Building a good credit rating may not be a number one priority for your teen at first but if you explain the link between credit and getting a car loan or a job offer, you will likely have their full attention. It’s never too early to start building a solid credit rating but many adult credit-card holders still don’t understand how to keep their credit score up. Here are some tips on what to teach your teens.
The starting line
Your teen may not qualify for his or her own credit card at the start. That is not a show-stopper. You can add them as an authorized user on your card, and that will still count toward their credit rating. Ideally, they will be building their own positive credit history, so the next step would be acquiring a basic credit card, or a secured credit card, the sooner the better. It’s important to choose the right card for your teen. They may qualify for a “student credit card”, or a basic, low-interest plan that doesn’t offer any special points or gimmicks. Points cards tend to have higher interest rates. Nothing comes for free. It’s never too early to learn that lesson, either.
Just the basics
Teach your teen that the key to building a solid credit rating is to use the credit card often, for small purchases. Don’t put anything major on credit unless it is absolutely necessary. Any larger purchases should be spread out over the year. And most importantly of all, pay the balance in full at the end of each month, if at all possible. Make sure your teen pays all other bills off on time as well, including his or her cell phone bill or student loan. Everything credit related could show up on their report.
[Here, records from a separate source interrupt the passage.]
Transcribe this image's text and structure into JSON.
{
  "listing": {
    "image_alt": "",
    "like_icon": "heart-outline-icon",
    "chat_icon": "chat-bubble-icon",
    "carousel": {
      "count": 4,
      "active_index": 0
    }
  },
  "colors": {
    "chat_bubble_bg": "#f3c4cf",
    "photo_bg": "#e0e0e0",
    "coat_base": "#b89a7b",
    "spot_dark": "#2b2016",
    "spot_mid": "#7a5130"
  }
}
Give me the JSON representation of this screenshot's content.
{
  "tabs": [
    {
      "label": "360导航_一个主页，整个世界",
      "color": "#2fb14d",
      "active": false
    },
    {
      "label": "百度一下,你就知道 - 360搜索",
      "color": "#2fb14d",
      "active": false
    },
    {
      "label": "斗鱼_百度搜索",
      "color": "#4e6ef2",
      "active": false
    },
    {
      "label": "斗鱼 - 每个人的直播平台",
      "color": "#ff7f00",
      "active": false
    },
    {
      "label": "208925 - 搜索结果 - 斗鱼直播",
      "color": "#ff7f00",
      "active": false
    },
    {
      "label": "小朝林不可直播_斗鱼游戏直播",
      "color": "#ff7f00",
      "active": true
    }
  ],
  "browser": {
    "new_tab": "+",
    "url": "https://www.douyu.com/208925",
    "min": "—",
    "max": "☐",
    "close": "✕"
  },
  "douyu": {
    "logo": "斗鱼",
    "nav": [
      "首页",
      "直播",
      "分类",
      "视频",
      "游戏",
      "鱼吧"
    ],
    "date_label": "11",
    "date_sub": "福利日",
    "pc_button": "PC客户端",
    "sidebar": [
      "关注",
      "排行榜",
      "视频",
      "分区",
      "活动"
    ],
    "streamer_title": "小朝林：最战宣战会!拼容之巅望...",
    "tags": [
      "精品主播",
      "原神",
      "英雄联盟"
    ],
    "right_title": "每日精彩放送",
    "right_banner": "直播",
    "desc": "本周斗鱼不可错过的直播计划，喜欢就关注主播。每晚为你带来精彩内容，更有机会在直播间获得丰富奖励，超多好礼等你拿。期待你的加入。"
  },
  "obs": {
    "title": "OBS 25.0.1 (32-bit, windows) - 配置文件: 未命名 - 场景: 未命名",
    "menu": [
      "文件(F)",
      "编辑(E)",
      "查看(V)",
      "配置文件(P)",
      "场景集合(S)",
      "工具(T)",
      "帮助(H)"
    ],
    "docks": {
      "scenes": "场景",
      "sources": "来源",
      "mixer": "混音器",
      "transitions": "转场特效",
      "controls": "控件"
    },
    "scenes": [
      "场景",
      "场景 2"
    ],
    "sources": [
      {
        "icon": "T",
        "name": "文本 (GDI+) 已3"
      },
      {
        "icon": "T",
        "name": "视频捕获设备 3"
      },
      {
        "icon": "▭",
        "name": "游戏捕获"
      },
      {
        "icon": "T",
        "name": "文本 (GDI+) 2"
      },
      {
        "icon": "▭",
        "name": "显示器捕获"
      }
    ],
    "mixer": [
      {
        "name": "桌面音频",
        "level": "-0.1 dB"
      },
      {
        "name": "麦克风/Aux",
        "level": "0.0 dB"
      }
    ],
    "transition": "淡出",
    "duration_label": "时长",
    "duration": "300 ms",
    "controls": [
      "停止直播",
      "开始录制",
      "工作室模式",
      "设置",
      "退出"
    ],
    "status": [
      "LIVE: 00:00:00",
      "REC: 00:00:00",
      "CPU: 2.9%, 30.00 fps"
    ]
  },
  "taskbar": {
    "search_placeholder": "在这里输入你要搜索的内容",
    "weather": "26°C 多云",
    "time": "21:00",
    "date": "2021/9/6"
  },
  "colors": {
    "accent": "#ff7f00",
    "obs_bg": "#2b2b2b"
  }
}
Teach your son and daughter about the consequences of missing payments and the implications of a bad credit report.
Share your experiences
You’ve been through this before, so you have the benefit of experience. Share your credit history with your teen and they will benefit from the lessons you have learned. Teach the benefits of consolidating credit cards, but advise your teen to stick to just one credit card for now. Remind him or her that any credit shows up on their report, including cards for individual stores. It’s better to just use one; multiple applications can complicate credit history and drop the score. Remind your son or daughter that their friends are responsible for their own credit, and co-signing for them is not a good idea.
Teens should be using credit cards in order to build a strong credit rating and to set themselves up for a solid financial future. The card is not ‘free money’ and should be treated accordingly. Teach your teen not to spend what they don’t have. If they start using credit properly when they are young, they will develop good habits to last a lifetime.
What credit information do you wish you got as a teenager?